Élection triangulaire :

Élection pour laquelle trois candidats se présentent pour un même poste.
(Dans des élections à deux tours, comme en France, cela peut également désigner le cas où trois candidats ont atteint le seuil de suffrages leur permettant d’accéder au second tour.)

Résultats des élections du 4 septembre 1970

candidats % des votes
Salvador ALLENDE

socialiste

36,6
Jorge ALESSANDRI

droite conservatrice

35,3
Radomiro TOMIC

démocrate-chrétien

28,1

En l’absence de majorité absolue, d’après la Constitution, le Congrès national doit voter à son tour pour départager les deux candidats ayant reçu le plus de votes.
Les sénateurs démocrates-chrétiens joignent alors leurs voix à l’Unité populaire.
Son élection validée, Salvador Allende prend ses fonctions de président de la République le 3 novembre 1970.

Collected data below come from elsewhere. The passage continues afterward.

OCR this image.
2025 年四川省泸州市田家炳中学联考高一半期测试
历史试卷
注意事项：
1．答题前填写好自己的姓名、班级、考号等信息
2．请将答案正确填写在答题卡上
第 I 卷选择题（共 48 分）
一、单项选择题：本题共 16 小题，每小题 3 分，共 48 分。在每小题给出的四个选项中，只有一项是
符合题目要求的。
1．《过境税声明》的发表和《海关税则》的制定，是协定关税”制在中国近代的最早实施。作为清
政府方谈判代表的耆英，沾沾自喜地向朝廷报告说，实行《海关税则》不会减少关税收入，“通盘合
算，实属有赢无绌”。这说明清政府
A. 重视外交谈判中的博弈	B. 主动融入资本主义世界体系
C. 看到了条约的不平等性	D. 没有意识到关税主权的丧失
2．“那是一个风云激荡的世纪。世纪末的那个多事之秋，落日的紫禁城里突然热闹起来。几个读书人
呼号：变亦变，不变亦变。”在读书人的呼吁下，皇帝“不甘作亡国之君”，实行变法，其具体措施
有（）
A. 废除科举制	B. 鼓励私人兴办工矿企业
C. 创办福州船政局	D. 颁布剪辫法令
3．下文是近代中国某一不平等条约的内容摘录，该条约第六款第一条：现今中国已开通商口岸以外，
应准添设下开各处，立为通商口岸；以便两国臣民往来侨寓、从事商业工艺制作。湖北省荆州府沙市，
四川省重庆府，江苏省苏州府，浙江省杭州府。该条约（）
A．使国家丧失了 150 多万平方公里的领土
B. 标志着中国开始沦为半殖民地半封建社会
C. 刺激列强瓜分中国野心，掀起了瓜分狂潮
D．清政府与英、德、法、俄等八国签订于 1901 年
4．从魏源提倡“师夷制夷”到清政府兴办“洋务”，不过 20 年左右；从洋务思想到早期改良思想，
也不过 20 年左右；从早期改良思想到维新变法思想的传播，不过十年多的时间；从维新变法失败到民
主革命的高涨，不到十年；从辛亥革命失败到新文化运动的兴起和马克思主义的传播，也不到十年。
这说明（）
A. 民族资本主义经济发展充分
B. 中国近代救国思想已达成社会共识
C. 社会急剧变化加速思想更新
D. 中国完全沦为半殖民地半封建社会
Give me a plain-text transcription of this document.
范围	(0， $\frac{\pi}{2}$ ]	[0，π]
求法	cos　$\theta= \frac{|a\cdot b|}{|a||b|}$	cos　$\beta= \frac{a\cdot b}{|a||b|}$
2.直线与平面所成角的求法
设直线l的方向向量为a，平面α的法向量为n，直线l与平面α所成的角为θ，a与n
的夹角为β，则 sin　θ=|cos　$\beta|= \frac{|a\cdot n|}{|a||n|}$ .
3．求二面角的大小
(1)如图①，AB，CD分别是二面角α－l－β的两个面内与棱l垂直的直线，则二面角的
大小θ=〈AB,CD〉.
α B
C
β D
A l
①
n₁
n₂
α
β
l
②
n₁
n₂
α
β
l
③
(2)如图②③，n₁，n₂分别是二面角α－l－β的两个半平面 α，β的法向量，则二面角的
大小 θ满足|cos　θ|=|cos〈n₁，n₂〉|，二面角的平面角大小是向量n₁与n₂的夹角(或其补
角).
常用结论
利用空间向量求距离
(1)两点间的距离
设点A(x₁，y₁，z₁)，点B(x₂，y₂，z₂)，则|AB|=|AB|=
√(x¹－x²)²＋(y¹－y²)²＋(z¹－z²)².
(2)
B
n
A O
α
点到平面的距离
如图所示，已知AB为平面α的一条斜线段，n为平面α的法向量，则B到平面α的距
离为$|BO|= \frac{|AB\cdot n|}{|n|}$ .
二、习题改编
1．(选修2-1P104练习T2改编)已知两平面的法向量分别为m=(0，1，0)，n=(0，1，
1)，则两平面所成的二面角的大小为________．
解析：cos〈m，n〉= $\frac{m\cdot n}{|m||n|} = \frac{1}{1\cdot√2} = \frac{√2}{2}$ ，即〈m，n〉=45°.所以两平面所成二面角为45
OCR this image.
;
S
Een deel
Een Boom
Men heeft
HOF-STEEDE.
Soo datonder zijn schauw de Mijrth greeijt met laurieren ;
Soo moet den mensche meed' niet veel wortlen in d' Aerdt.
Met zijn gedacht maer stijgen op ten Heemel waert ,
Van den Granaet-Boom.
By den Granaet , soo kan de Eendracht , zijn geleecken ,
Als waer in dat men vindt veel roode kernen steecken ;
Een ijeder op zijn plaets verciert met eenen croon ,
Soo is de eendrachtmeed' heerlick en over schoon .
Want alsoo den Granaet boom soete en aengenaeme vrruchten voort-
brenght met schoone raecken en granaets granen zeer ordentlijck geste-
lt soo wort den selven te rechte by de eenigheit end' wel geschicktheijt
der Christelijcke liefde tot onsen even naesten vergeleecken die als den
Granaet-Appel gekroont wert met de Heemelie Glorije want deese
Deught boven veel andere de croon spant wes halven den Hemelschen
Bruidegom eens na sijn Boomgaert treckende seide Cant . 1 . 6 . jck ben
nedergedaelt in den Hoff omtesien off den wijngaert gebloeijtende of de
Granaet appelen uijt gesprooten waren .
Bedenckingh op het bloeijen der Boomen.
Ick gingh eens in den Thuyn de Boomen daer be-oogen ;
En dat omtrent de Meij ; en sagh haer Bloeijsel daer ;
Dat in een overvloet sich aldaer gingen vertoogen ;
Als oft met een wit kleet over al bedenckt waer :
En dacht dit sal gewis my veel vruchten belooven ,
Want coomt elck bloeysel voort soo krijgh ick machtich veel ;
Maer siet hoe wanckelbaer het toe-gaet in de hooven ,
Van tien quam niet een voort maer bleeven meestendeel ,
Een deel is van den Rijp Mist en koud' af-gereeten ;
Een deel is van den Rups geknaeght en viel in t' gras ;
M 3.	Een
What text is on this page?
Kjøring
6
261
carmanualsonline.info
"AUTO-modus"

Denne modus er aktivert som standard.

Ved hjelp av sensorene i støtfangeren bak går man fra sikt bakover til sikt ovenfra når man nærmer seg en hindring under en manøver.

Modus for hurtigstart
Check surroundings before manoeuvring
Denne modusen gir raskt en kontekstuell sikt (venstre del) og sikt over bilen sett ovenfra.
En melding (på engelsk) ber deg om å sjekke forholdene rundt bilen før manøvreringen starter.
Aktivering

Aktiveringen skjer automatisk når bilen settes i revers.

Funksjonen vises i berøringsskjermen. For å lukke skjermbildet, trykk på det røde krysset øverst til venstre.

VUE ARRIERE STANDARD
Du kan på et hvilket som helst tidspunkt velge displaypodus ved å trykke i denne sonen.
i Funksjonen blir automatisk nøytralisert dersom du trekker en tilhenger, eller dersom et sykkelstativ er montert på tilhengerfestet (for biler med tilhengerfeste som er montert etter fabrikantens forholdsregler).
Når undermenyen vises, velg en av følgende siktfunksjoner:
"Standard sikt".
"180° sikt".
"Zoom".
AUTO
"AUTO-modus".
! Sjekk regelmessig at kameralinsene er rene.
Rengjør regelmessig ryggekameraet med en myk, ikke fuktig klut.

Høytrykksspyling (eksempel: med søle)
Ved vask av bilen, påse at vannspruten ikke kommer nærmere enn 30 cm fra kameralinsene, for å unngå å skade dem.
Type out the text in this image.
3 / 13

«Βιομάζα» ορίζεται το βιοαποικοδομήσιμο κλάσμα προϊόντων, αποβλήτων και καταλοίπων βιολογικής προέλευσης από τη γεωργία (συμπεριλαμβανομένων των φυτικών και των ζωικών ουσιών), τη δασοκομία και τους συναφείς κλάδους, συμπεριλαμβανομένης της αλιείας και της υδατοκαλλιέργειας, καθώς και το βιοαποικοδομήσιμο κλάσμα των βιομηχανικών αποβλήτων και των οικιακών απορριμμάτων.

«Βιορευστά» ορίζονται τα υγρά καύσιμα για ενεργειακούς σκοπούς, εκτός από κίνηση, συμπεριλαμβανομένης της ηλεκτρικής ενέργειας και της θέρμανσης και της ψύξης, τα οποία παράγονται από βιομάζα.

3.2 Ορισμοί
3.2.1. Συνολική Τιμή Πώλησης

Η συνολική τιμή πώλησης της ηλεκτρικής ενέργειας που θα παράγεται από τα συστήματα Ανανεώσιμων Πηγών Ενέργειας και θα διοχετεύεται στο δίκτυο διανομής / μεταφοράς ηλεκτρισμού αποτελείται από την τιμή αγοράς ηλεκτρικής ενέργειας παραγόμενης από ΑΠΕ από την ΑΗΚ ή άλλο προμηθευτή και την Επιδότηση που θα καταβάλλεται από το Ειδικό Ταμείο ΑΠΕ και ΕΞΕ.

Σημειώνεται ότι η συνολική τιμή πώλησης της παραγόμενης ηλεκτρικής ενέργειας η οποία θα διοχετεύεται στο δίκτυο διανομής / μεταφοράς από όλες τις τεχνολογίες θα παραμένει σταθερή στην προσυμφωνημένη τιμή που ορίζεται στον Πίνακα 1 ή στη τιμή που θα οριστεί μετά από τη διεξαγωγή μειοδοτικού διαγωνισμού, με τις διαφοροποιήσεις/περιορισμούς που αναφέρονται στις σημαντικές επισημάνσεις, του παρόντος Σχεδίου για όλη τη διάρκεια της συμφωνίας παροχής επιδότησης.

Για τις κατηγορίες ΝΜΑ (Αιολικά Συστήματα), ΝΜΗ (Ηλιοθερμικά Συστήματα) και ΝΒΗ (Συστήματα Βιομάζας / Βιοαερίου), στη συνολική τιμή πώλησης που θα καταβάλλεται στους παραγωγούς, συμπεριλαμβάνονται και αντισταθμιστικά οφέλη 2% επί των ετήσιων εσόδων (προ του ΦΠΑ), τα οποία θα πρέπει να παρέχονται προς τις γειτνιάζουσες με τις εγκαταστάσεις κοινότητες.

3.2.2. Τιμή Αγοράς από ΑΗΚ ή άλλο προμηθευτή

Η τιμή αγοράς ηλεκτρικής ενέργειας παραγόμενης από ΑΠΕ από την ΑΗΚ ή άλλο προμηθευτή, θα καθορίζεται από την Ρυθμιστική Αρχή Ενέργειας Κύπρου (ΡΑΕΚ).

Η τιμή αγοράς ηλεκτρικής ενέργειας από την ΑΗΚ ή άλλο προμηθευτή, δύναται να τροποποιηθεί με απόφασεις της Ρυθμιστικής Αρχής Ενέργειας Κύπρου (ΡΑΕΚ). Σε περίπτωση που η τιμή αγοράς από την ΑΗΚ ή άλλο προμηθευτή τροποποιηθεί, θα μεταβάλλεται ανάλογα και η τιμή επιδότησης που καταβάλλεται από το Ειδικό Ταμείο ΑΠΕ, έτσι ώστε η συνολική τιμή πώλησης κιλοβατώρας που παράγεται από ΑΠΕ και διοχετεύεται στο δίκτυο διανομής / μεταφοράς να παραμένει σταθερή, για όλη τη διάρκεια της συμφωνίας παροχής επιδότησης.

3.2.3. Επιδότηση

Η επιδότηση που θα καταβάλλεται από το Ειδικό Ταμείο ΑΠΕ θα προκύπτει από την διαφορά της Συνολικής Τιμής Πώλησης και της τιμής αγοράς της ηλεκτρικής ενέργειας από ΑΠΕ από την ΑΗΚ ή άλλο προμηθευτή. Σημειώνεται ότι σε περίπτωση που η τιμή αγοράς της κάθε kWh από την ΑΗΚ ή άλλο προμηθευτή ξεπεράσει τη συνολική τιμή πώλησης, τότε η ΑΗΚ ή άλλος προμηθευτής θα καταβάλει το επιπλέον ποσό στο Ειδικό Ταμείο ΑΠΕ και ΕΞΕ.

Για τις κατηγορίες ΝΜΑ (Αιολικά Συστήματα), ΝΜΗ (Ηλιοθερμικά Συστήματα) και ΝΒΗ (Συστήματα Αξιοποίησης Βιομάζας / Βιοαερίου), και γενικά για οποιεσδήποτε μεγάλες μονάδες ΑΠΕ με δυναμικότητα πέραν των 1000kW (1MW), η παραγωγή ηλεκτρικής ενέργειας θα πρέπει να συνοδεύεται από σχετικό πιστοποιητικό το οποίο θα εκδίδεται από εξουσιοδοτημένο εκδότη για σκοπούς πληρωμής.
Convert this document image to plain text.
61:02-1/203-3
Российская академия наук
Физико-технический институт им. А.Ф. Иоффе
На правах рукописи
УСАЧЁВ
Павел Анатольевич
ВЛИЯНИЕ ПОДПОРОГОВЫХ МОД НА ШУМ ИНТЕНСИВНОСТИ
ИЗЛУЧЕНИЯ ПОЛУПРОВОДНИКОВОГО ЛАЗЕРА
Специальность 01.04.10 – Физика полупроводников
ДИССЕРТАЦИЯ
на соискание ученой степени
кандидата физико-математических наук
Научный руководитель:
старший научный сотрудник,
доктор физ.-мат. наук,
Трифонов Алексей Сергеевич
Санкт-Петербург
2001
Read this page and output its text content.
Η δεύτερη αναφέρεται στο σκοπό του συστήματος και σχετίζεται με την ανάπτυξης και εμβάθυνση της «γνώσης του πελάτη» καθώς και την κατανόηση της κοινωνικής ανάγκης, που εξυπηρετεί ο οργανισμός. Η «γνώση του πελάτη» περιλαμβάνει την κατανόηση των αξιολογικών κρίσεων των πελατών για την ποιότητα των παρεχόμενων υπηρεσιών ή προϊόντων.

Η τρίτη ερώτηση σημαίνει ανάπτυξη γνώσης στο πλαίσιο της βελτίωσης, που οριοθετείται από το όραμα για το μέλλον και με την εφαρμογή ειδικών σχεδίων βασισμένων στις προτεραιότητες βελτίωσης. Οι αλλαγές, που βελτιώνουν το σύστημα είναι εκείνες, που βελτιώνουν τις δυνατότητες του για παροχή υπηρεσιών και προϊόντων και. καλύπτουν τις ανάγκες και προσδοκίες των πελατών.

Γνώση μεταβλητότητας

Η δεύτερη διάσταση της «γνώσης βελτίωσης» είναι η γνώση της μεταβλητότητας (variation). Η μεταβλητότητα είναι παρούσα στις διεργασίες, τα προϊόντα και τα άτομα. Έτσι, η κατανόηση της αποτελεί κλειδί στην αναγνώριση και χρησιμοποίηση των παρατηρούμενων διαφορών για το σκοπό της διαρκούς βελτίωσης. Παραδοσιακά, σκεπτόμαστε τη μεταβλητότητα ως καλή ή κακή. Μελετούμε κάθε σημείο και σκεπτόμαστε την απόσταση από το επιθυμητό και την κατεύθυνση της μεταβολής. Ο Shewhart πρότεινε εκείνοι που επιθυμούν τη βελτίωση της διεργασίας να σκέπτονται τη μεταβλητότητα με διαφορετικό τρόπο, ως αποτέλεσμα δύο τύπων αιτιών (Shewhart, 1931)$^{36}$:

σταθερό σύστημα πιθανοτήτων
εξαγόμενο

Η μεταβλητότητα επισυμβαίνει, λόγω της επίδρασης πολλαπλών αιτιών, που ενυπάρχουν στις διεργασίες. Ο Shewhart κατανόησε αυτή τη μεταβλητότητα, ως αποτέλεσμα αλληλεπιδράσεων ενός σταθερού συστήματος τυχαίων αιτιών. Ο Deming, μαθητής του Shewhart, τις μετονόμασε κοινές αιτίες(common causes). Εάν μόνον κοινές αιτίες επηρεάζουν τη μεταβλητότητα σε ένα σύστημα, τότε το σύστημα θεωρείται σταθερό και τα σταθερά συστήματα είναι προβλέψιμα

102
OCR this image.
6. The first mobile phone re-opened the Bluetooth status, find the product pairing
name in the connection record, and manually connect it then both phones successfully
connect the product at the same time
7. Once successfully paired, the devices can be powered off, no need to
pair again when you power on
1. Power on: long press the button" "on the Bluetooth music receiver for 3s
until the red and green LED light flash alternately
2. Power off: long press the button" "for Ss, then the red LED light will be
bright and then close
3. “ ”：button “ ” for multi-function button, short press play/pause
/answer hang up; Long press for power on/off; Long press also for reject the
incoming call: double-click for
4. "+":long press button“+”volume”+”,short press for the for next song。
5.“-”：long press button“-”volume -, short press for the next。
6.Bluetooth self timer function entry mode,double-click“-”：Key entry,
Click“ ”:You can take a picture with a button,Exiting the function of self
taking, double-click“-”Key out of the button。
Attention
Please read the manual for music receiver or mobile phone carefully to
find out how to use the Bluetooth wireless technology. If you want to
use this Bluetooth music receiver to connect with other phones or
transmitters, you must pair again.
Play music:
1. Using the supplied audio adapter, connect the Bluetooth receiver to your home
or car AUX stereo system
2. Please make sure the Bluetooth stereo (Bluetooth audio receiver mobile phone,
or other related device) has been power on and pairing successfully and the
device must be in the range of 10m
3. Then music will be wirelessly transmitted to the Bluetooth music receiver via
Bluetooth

Résultats du vote du Congrès

candidats nombre de votes
Salvador ALLENDE

socialiste

153
Jorge ALESSANDRI

droite conservatrice

35
vote blanc 7

Les parlementaires ratifient donc l’élection de Salvador Allende qui est parfaitement conforme à la constitution chilienne, même si Allende n’a pas été élu à la majorité absolue.

Une coalition politique fragile

La coalition politique composant l’Unité populaire est très hétérogène.
L’Unité Populaire est une coalition composée de nombreux partis très différents les uns des autres, allant du centre gauche à l’extrême-gauche, du Parti radical (parti d’inspiration libérale, plutôt centriste) au Parti communiste, en passant par le Parti socialiste et différents mouvements démocrates-chrétiens en rupture avec leur parti d’origine.
La composition de la coalition d’Unité Populaire :

  • le Parti socialiste de Salvador Allende ;
  • le PR (Parti radical) social-démocrate ;
  • le PCC (Parti communiste Chilien) ;
  • le MAPU (Mouvement d’action populaire unitaire), mouvement chrétien révolutionnaire ;
  • le MIR (Mouvement de la gauche révolutionnaire) ;
  • l’API (Action populaire indépendante).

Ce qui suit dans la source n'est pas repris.